Rob Kelly Until I was eight, my parents and I lived in a suburb of Philadelphia. Most of our everyday shopping needs were met by the nearest mall(called the Nashaminy Mall) and all the myriad other local establishments.
The first time I can remember going to actual downtown Philadelphia was in 1977, when we went to shop at what was then a big-time mall called The Gallery.
The Gallery was(and still is) located over one city block in Philly, and you could park in a building across the street. There was a walkway crossing from building to another, and to a kid of seven walking through a brightly lit, glass and steel walkway, with the city streets dozens of feet below, made me feel like I was in some space-age futuristic mecca. Kids are like that.
Anyway, I followed along with my parents from store to store, and then at some point we must have hit a bookstore or department store, because my parents bought me this comic--Star Wars #7, written by Roy Thomas with art by Howard Chaykin.
For anyone who doesn't know, Star Wars #7 is the first non-movie-adaptation issue of the title, and to a Star Wars-obsessed kid, seeing any adventure set in that world outside of the (then)one lone film was simply The Most Exciting Thing Ever in History.
The story follows Han Solo and Chewbacca on a trip to pay off Jabba the Hutt, and on the way they meet all kinds of new characters, with names like Crimson Jack and Azoora.
I was so completely entranced by the book--and the newly-expanded world it was showing me in its twenty or so plus pages, that I can remember from tha trip afterwards was trying to follow along with parents, walking through the busy mall, never taking my eyes out of the book.
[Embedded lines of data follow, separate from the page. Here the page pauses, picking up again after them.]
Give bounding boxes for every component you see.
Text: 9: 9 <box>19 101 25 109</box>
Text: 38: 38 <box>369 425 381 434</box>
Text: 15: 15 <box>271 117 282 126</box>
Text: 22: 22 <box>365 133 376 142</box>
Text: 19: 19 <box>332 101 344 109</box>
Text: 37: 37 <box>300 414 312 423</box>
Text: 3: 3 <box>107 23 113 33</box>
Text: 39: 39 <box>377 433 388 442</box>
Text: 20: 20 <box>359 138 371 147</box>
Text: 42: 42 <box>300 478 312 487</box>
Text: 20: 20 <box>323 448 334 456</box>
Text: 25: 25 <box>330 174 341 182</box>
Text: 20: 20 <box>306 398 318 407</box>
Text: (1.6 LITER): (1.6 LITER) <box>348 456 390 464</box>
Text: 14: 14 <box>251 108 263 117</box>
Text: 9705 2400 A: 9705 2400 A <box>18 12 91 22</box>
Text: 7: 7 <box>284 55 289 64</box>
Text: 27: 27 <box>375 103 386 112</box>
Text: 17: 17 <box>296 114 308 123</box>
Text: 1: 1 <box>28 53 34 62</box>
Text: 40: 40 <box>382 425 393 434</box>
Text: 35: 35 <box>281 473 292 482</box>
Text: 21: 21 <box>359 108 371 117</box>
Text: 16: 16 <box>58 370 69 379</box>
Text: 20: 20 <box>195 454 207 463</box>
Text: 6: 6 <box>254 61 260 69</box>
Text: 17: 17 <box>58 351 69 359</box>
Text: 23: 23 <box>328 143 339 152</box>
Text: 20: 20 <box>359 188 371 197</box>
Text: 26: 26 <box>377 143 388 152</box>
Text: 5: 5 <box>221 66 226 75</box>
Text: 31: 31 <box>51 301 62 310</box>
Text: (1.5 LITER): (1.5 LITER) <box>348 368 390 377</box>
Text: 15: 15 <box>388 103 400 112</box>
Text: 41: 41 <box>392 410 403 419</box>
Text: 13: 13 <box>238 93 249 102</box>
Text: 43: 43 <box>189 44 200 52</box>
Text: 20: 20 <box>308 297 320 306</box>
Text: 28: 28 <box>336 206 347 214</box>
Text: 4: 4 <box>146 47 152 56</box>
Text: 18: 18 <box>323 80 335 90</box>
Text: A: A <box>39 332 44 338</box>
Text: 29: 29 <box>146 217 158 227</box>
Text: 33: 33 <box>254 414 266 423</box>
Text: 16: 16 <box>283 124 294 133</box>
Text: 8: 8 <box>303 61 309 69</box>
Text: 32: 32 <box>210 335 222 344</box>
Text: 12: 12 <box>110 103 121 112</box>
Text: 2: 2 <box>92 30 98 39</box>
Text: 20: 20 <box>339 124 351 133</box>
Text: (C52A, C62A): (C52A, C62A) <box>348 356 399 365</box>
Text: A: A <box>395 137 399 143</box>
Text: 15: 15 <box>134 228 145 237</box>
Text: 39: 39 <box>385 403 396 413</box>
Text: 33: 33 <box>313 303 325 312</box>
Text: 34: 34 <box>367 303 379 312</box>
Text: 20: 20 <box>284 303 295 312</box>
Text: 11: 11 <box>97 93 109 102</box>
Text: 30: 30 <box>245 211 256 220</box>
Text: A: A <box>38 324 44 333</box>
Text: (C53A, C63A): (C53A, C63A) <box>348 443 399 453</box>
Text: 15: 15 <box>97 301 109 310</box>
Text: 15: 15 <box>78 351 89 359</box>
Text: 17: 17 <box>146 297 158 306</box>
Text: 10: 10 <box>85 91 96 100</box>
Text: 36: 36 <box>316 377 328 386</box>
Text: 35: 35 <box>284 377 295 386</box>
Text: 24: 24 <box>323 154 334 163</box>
We followed my Mom some clothing store and my Dad and I waited in the outer lobby of the dressing rooms while she tried stuff on. Normally I would've been fidgeting and bored, but I just kept reading and studying the panels. I even remember some vague comment a store employee made to my Dad(or maybe it was to me, who knows?) about how wrapped up I was in the book.
The only other thing I remember is walking back through that walkway, this time not even noticing it--I was busy reading.
I don't keep up with much(read: any) Star Wars fandom nowadays--a combination of growing up and the second trilogy did a good job of watering down my passion for all things Star Wars--so I don't know how much credit the Marvel comics get for keeping the brand alive during those long, pre-internet three-year intervals between films.
But for this kid, they were an indispensible part of the magic that was Star Wars.